Tribo Tapeba denuncia suposta exploração ilegal de área demarcada em Caucaia

Serviço de terraplanagem em território indígena já teria resultado na derrubada de mais de 4 mil carnaubeiras

Índios da tribo Tapeba, no município de Caucaia, denunciam suposta invasão ilegal de área demarcada localizada às margens da BR-020, no bairro Campo Grande. A área, de aproximadamente 5 mil hectares, teria sido ocupada para exploração comercial de empresas da iniciativa privada. A intervenção, que iniciou na última quinta-feira, 09, já resultou, segundo os habitantes da aldeia, no desmate de quase 4 mil carnaubeiras, árvore nativa da região e fonte de sustento para pelo menos 30 famílias que residem na comunidade.

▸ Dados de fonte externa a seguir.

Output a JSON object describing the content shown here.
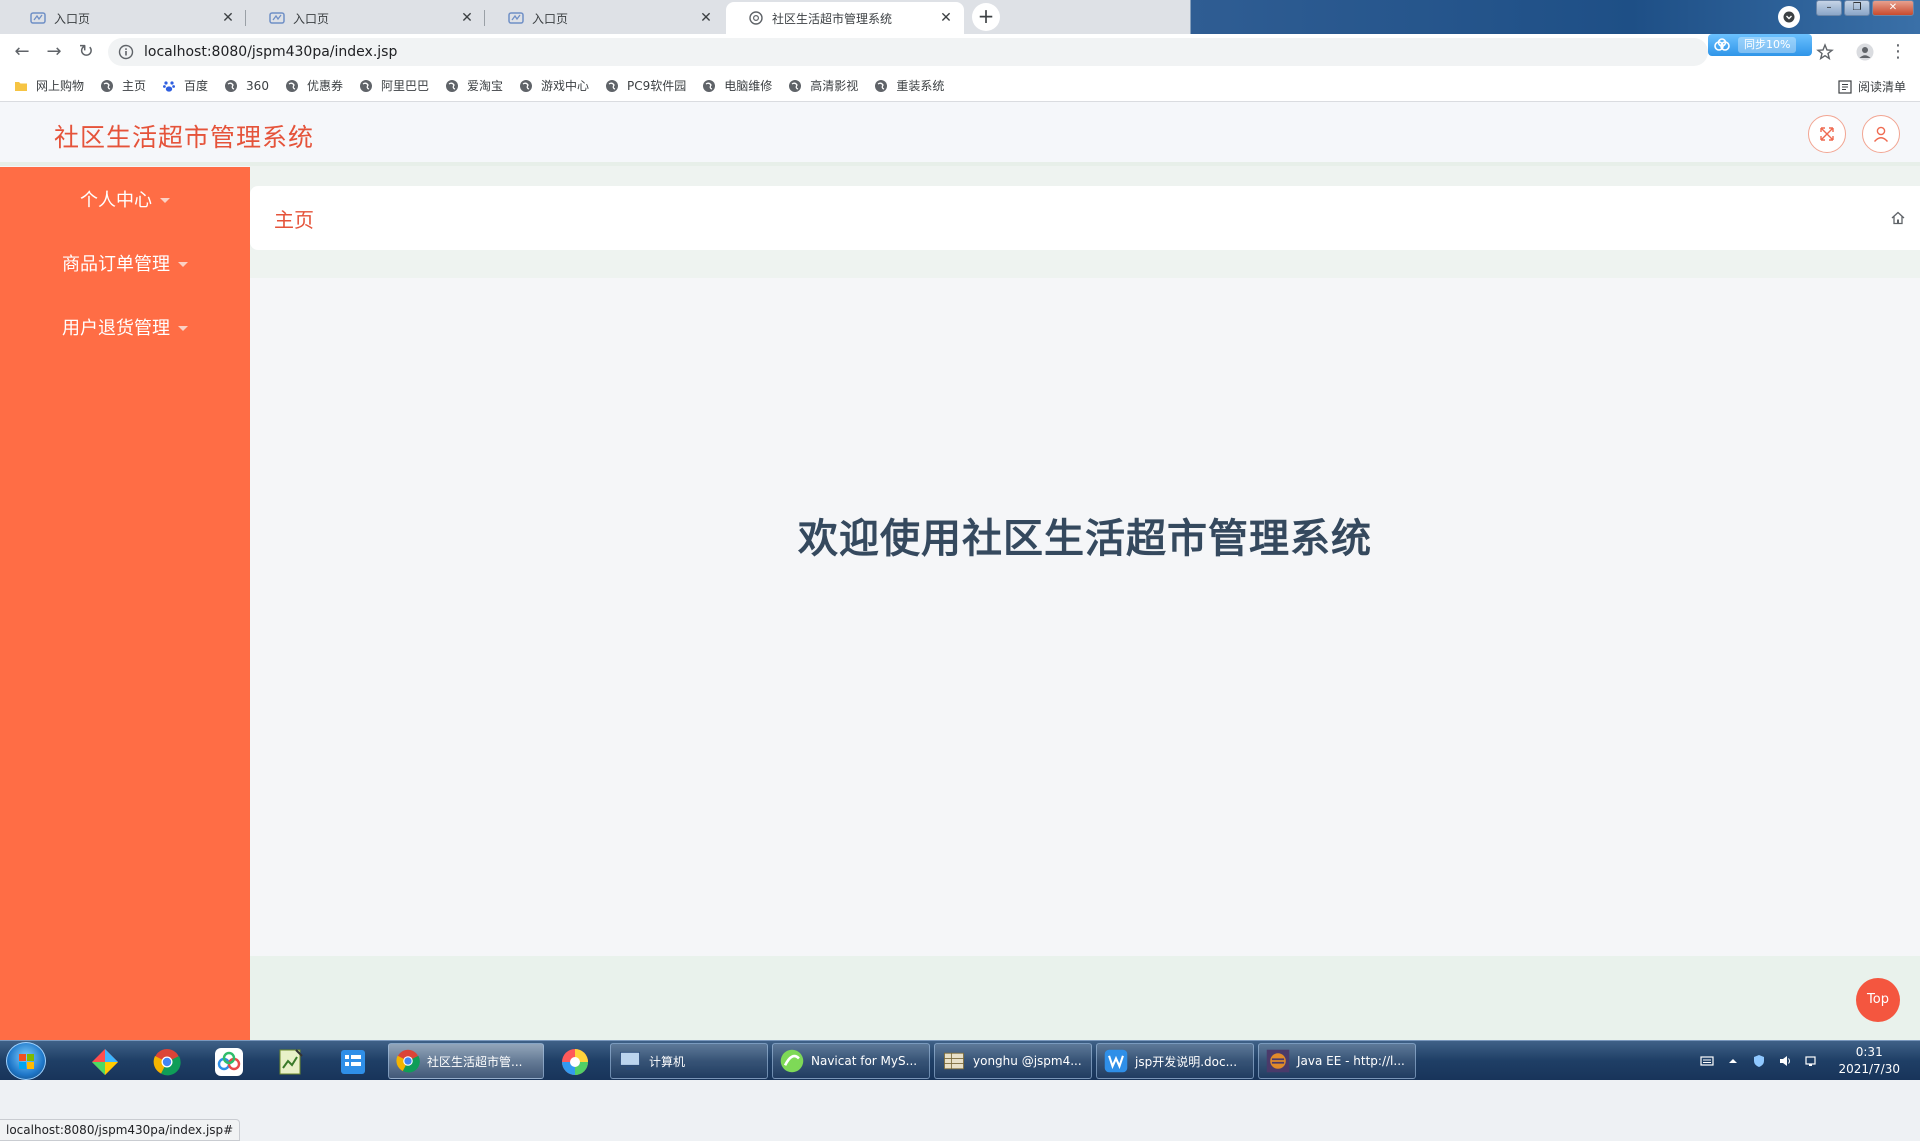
{
  "browser": {
    "tabs": [
      {
        "title": "入口页",
        "active": false
      },
      {
        "title": "入口页",
        "active": false
      },
      {
        "title": "入口页",
        "active": false
      },
      {
        "title": "社区生活超市管理系统",
        "active": true
      }
    ],
    "url": "localhost:8080/jspm430pa/index.jsp",
    "status_url": "localhost:8080/jspm430pa/index.jsp#",
    "bookmarks": [
      "网上购物",
      "主页",
      "百度",
      "360",
      "优惠券",
      "阿里巴巴",
      "爱淘宝",
      "游戏中心",
      "PC9软件园",
      "电脑维修",
      "高清影视",
      "重装系统"
    ],
    "reading_list": "阅读清单",
    "ext_badge": "同步10%"
  },
  "app": {
    "title": "社区生活超市管理系统",
    "menu": [
      {
        "label": "个人中心"
      },
      {
        "label": "商品订单管理"
      },
      {
        "label": "用户退货管理"
      }
    ],
    "breadcrumb": "主页",
    "welcome": "欢迎使用社区生活超市管理系统",
    "top_button": "Top",
    "accent_color": "#ff6d45",
    "title_color": "#e5533a"
  },
  "taskbar": {
    "tasks": [
      "社区生活超市管...",
      "计算机",
      "Navicat for MyS...",
      "yonghu @jspm4...",
      "jsp开发说明.doc...",
      "Java EE - http://l..."
    ],
    "time": "0:31",
    "date": "2021/7/30"
  }
}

O território, que antes era coberto por mata e cortado por córregos afluentes do rio Ceará, passou por um processo de terraplanagem, que modificou completamente a paisagem. O POVO esteve no local na tarde desta terça-feira, 15, e constatou a derrubada de dezenas de árvores nativas, além do soterramento de lagoas e riachos. A devastação, de acordo com os indígenas, foi interrompida nesta segunda, 15, após protesto dos moradores. O maquinário utilizado na ação, no entanto, continua estacionado no local.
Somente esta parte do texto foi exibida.